I want to have aid for Colombia. I want President Pastrana to have our support, but this effort will not be successful. Moreover, I think, we are, on very treacherous ground, moving into this area.

I will summarize so that other colleagues may speak.

We could put this money into the demand side. I am simply saying we take $225 million, leaving $700 million, or thereabouts, and we put it into the substance abuse prevention and treatment block grant program which basically is a block grant to our States. Whether or not we are talking about the White House Office of National Drug Control Policy or whether or not we are talking about the data that is collected in our States, we are talking about a situation where 50 percent of adults or more and 80 percent of adolescents or more who need treatment are receiving no treatment because we do not have the funds for the treatment programs.

Our police chiefs tell us drug abuse is the most serious problem in their community. They also identify a shortage of treatment programs as a real limitation on their ability to deal

with it.

We know from study after study--and I will talk more about this when I have more time--that money put into treatment programs pays for itself over and over. I have dramatic statistics and data I will present, but the long and the short of it is, if we have this package and if there are questions to be raised about the militarization of this aid, putting the money into the military for the southern campaign, a military directly linked to human rights violations, with so many organizations in Colombia saying do not do this, it will lead to more violence; do not do this, America, you could be sucked into this conflict; at the same time, we could provide a significant package into building democratic institutions for economic aid, $700 million, and we could take a tiny portion of it and deal with the demand side for drugs in our own country, which is also critically important, and get the funding to the community level that would help us provide some treatment for people, that is a win-win situation.

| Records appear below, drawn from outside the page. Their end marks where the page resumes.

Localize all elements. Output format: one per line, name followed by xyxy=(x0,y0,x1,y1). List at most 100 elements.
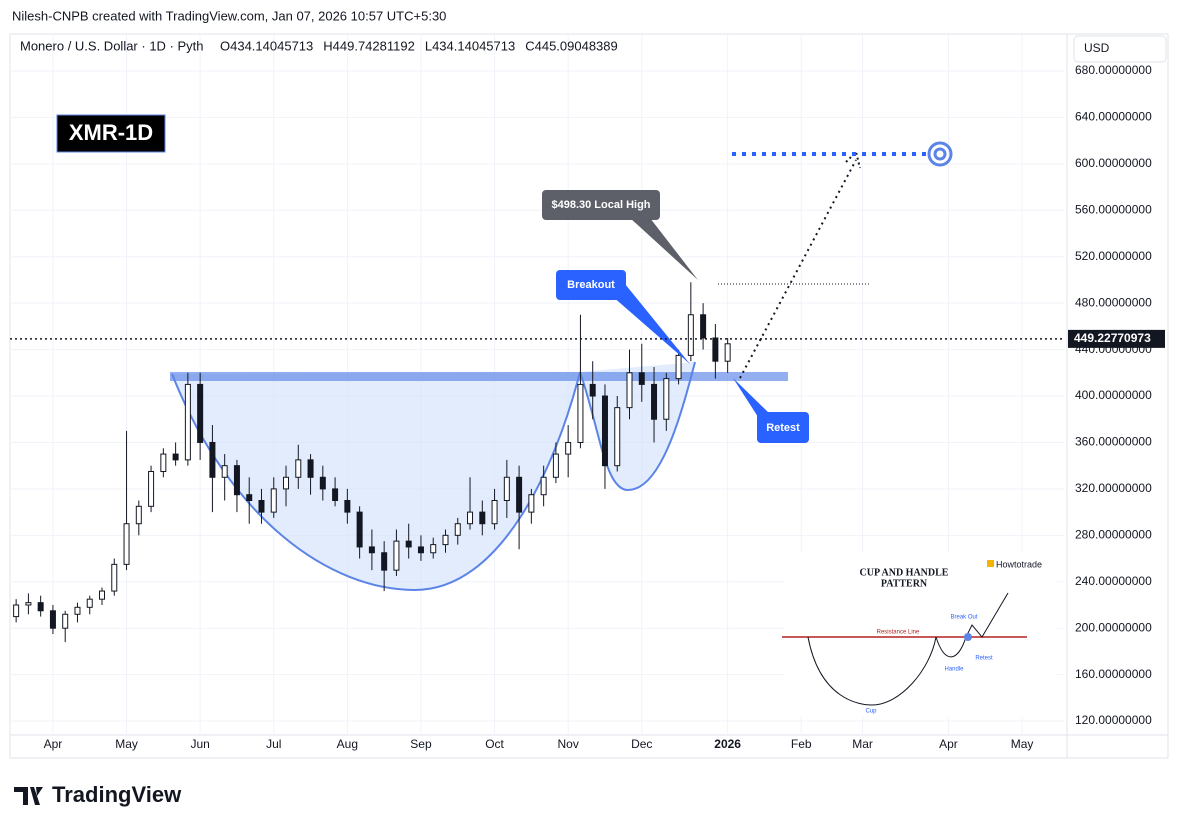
x-tick-label: Apr xyxy=(939,737,958,751)
candles xyxy=(13,282,731,643)
candle-body xyxy=(62,613,69,629)
inset-bg xyxy=(785,552,1057,717)
candle-body xyxy=(332,488,339,502)
y-tick-label: 520.00000000 xyxy=(1075,249,1152,263)
candle-body xyxy=(99,590,106,600)
candle-body xyxy=(417,546,424,554)
callout-text: Retest xyxy=(766,422,800,434)
candle-body xyxy=(258,500,265,513)
y-tick-label: 120.00000000 xyxy=(1075,713,1152,727)
candle-body xyxy=(467,511,474,525)
candle-body xyxy=(86,598,93,608)
candle-body xyxy=(356,511,363,548)
x-tick-label: Oct xyxy=(485,737,504,751)
candle-body xyxy=(246,494,253,502)
callout-box xyxy=(757,412,809,443)
brand-logo xyxy=(14,787,43,805)
candle-body xyxy=(13,604,20,618)
candle-body xyxy=(430,544,437,554)
tag-text: XMR-1D xyxy=(69,120,153,145)
candle-body xyxy=(614,407,621,467)
x-tick-label: Aug xyxy=(337,737,358,751)
candle-body xyxy=(454,523,461,536)
candle-body xyxy=(393,540,400,571)
candle-body xyxy=(123,523,130,565)
candle-body xyxy=(651,383,658,420)
y-tick-label: 320.00000000 xyxy=(1075,481,1152,495)
x-tick-label: Jun xyxy=(190,737,209,751)
candle-body xyxy=(270,488,277,513)
candle-body xyxy=(724,343,731,362)
callout-box xyxy=(542,190,660,220)
ohlc-value: O434.14045713 xyxy=(220,38,313,53)
candle-body xyxy=(344,500,351,513)
callout-text: Breakout xyxy=(567,279,615,291)
candle-body xyxy=(209,441,216,478)
candle-body xyxy=(37,602,44,612)
candle-body xyxy=(221,465,228,478)
callout-text: $498.30 Local High xyxy=(551,199,650,211)
candle-body xyxy=(700,314,707,339)
inset-logo xyxy=(987,560,994,567)
currency-button[interactable] xyxy=(1073,35,1167,63)
candle-body xyxy=(540,476,547,496)
candle-body xyxy=(381,552,388,571)
resistance-band xyxy=(170,372,788,381)
y-tick-label: 200.00000000 xyxy=(1075,620,1152,634)
candle-body xyxy=(626,372,633,409)
y-tick-label: 360.00000000 xyxy=(1075,435,1152,449)
candle-body xyxy=(442,534,449,546)
candle-body xyxy=(307,459,314,478)
candle-body xyxy=(565,441,572,455)
ohlc-value: L434.14045713 xyxy=(425,38,515,53)
projection xyxy=(739,159,857,379)
candle-body xyxy=(295,459,302,478)
candle-body xyxy=(135,505,142,525)
x-tick-label: Feb xyxy=(791,737,812,751)
y-tick-label: 680.00000000 xyxy=(1075,63,1152,77)
inset-label: Retest xyxy=(975,656,993,662)
inset-title: CUP AND HANDLE xyxy=(860,567,949,578)
inset-pattern xyxy=(807,592,1009,706)
candle-body xyxy=(233,465,240,496)
candle-body xyxy=(675,354,682,380)
currency[interactable]: USD xyxy=(1084,41,1110,55)
candle-body xyxy=(49,610,56,629)
target-dot xyxy=(933,147,947,161)
inset-label: Break Out xyxy=(950,615,977,621)
inset-brand: Howtotrade xyxy=(996,559,1042,569)
callout-box xyxy=(556,270,626,300)
y-tick-label: 480.00000000 xyxy=(1075,295,1152,309)
candle-body xyxy=(638,372,645,385)
candle-body xyxy=(589,383,596,397)
candle-body xyxy=(712,337,719,362)
ohlc-value: C445.09048389 xyxy=(525,38,618,53)
candle-body xyxy=(405,540,412,548)
brand: TradingView xyxy=(52,782,182,807)
candle-body xyxy=(491,500,498,525)
candle-body xyxy=(687,314,694,356)
cup-fill xyxy=(172,362,695,590)
candle-body xyxy=(479,511,486,525)
y-tick-label: 600.00000000 xyxy=(1075,156,1152,170)
handle-curve xyxy=(579,361,696,492)
candle-body xyxy=(74,606,81,615)
candle-body xyxy=(111,563,118,592)
x-tick-label: Mar xyxy=(852,737,873,751)
candle-body xyxy=(197,383,204,443)
candle-body xyxy=(516,476,523,513)
tag-box xyxy=(56,114,166,153)
x-tick-label: Nov xyxy=(557,737,578,751)
x-tick-label: May xyxy=(1011,737,1034,751)
candle-body xyxy=(503,476,510,502)
x-tick-label: Dec xyxy=(631,737,652,751)
candle-body xyxy=(663,378,670,420)
candle-body xyxy=(577,383,584,443)
symbol-title: Monero / U.S. Dollar · 1D · Pyth xyxy=(20,38,204,53)
candle-body xyxy=(184,383,191,461)
x-tick-label: 2026 xyxy=(714,737,741,751)
projection-head xyxy=(845,150,861,169)
candle-body xyxy=(528,494,535,513)
candle-body xyxy=(601,395,608,467)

I hope this amendment will receive strong support from my colleagues.


[Page: S5493]

AMENDMENT NO. 3518

(PURPOSE: TO PROVIDE ADDITIONAL FUNDING FOR THE SUBSTANCE ABUSE AND MENTAL HEALTH SERVICES)
Mr. WELLSTONE. Mr. President, I send the amendment to the desk.

The PRESIDING OFFICER. The clerk will report the amendment.

The bill clerk read as follows:

The Senator from Minnesota [Mr. Wellstone], for himself and Mrs. Boxer, proposes an amendment numbered 3518.

Mr. WELLSTONE. Mr. President, I ask unanimous consent that the reading of the amendment be dispensed with.

The PRESIDING OFFICER. Without objection, it is so ordered.

The amendment is as follows:
On page 143, line 9, insert before the period the following: `: Provided further, That, subject to the 2 preceding provisos, of the funds appropriated for military purposes under this heading for the `Push into Southern Colombia', $225,000,000 shall be made available to the Substance Abuse and Mental Health Services Administration for carrying out subpart II of part B of title XIX of the Public Health Services Act (42 U.S.C. 300x-21 et seq.): Provided further, That amounts made available under the preceding proviso are hereby designated by the Congress to be emergency requirements pursuant to section 251(b)(2)(A) of the Balanced Budget and Emergency Deficit Control Act of 1985: Provided further, That such amounts shall be made available only after submission to the Congress of a formal budget request by the President that includes designation of the entire amount of the request as an emergency requirement as defined in such Act'.


Mr. WELLSTONE. Mr. President, how much time do I have remaining?

The PRESIDING OFFICER. The Senator has used 26 minutes and has 64 minutes remaining.

Mr. WELLSTONE. I thank the Chair.

I sent this amendment on behalf of myself and Senator Boxer. I reserve the remainder of my time.